Memphis the Band: Radio

Memphis the Band
Radio
Independent
2007/01/04

Scott Morgan, lead singer of Memphis the Band, has a voice pitched somewhere between the southern-rock inflection of Black Crows front man Chris Robinson and the R&B swagger of Mick Jagger. But once you’ve got used to this, the spit-and-sawdust roots-flavoured garage rock that the five-piece have been honing since their inception in 1998 starts to whip up a storm. In fact, the group’s fourth album sounds like one hell of a Saturday night at their local juke-joint down in Chapel Hill, North Carolina.
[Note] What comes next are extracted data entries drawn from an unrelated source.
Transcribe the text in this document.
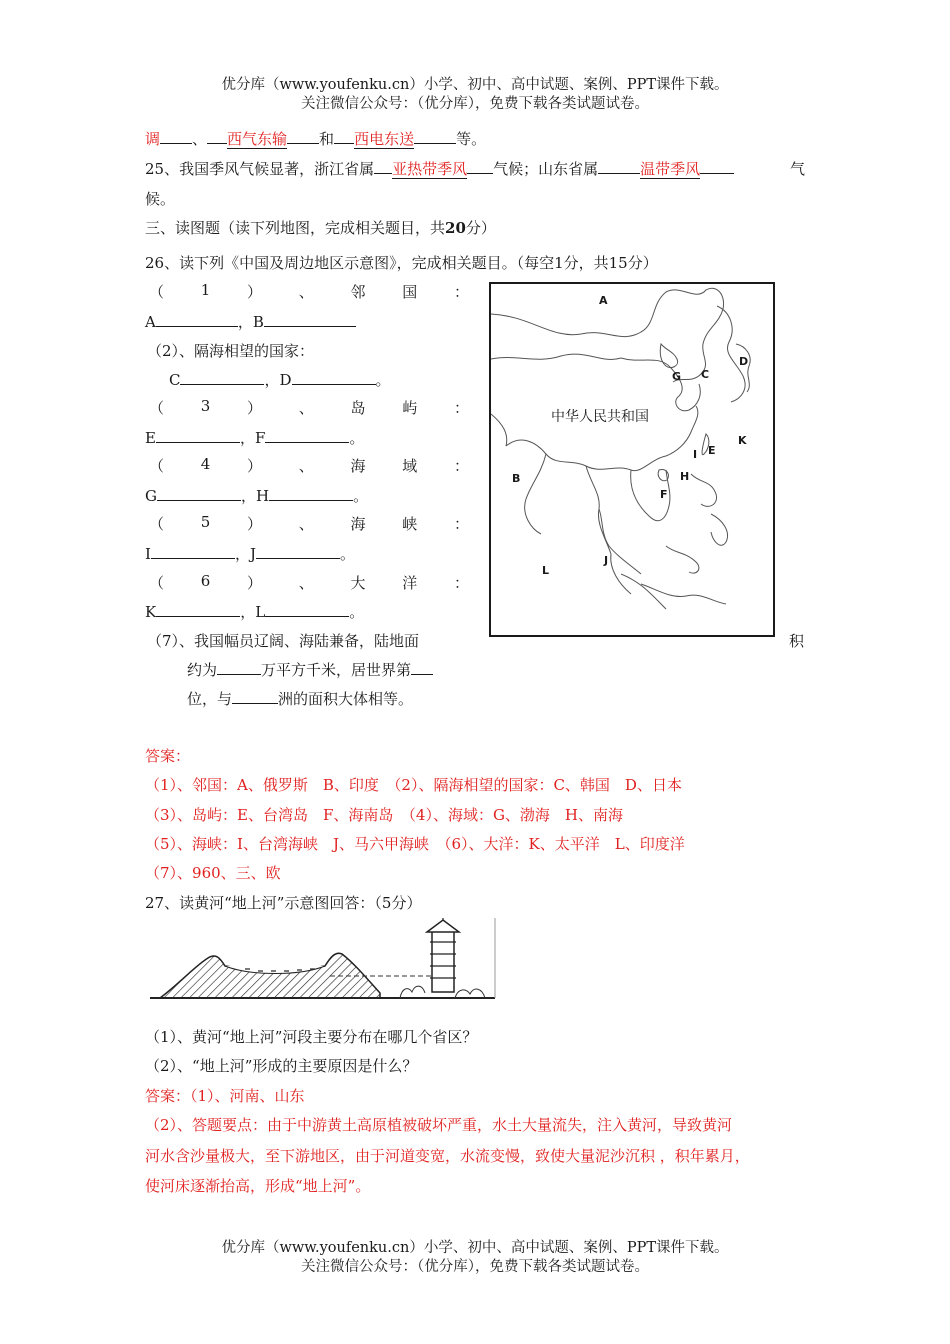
优分库（www.youfenku.cn）小学、初中、高中试题、案例、PPT课件下载。
关注微信公众号：（优分库），免费下载各类试题试卷。
调 、 西气东输 和 西电东送	等。
25、我国季风气候显著，浙江省属 亚热带季风 气候；山东省属	温带季风	气
候。
三、读图题（读下列地图，完成相关题目，共20分）
26、读下列《中国及周边地区示意图》，完成相关题目。（每空1分，共15分）
（ 1 ） 、 邻 国 ：
A	，B
（2）、隔海相望的国家：
C	，D	。
（ 3 ） 、 岛 屿 ：
E	，F	。
（ 4 ） 、 海 域 ：
G	，H	。
（ 5 ） 、 海 峡 ：
I	，J	。
（ 6 ） 、 大 洋 ：
K	，L	。
（7）、我国幅员辽阔、海陆兼备，陆地面	积
约为	万平方千米，居世界第
位，与	洲的面积大体相等。
A
B
C
D
E
F
G
H
I
J
K
L
中华人民共和国
答案：
（1）、邻国：A、俄罗斯　B、印度　（2）、隔海相望的国家：C、韩国　D、日本
（3）、岛屿：E、台湾岛　F、海南岛　（4）、海域：G、渤海　H、南海
（5）、海峡：I、台湾海峡　J、马六甲海峡　（6）、大洋：K、太平洋　L、印度洋
（7）、960、三、欧
27、读黄河“地上河”示意图回答：（5分）
（1）、黄河“地上河”河段主要分布在哪几个省区？
（2）、“地上河”形成的主要原因是什么？
答案：（1）、河南、山东
（2）、答题要点：由于中游黄土高原植被破坏严重，水土大量流失，注入黄河，导致黄河
河水含沙量极大，至下游地区，由于河道变宽，水流变慢，致使大量泥沙沉积 ，积年累月，
使河床逐渐抬高，形成“地上河”。
优分库（www.youfenku.cn）小学、初中、高中试题、案例、PPT课件下载。
关注微信公众号：（优分库），免费下载各类试题试卷。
Just listen to Morgan’s scuzzy blues guitar and the bombastic drums of Jeremy Thompson (he also produces here), pushed to the fore on opener “Stretched Out For Miles”, or Pete Lucey’s ’60s retro organ fused with Ryan Davis’s fat bass guitar riffs on the smokey funk grooves of “Dead Man’s Curve” and you can almost see the crowd cutting loose. Things do tend to slow down some when Morgan’s wife Shannon steps up to the mic and provides swooning backing vocals to a handful of country twangers. But overall, these guys are an energetic party band who, while only sporadically engaging on record, remain a mouthwatering proposition live.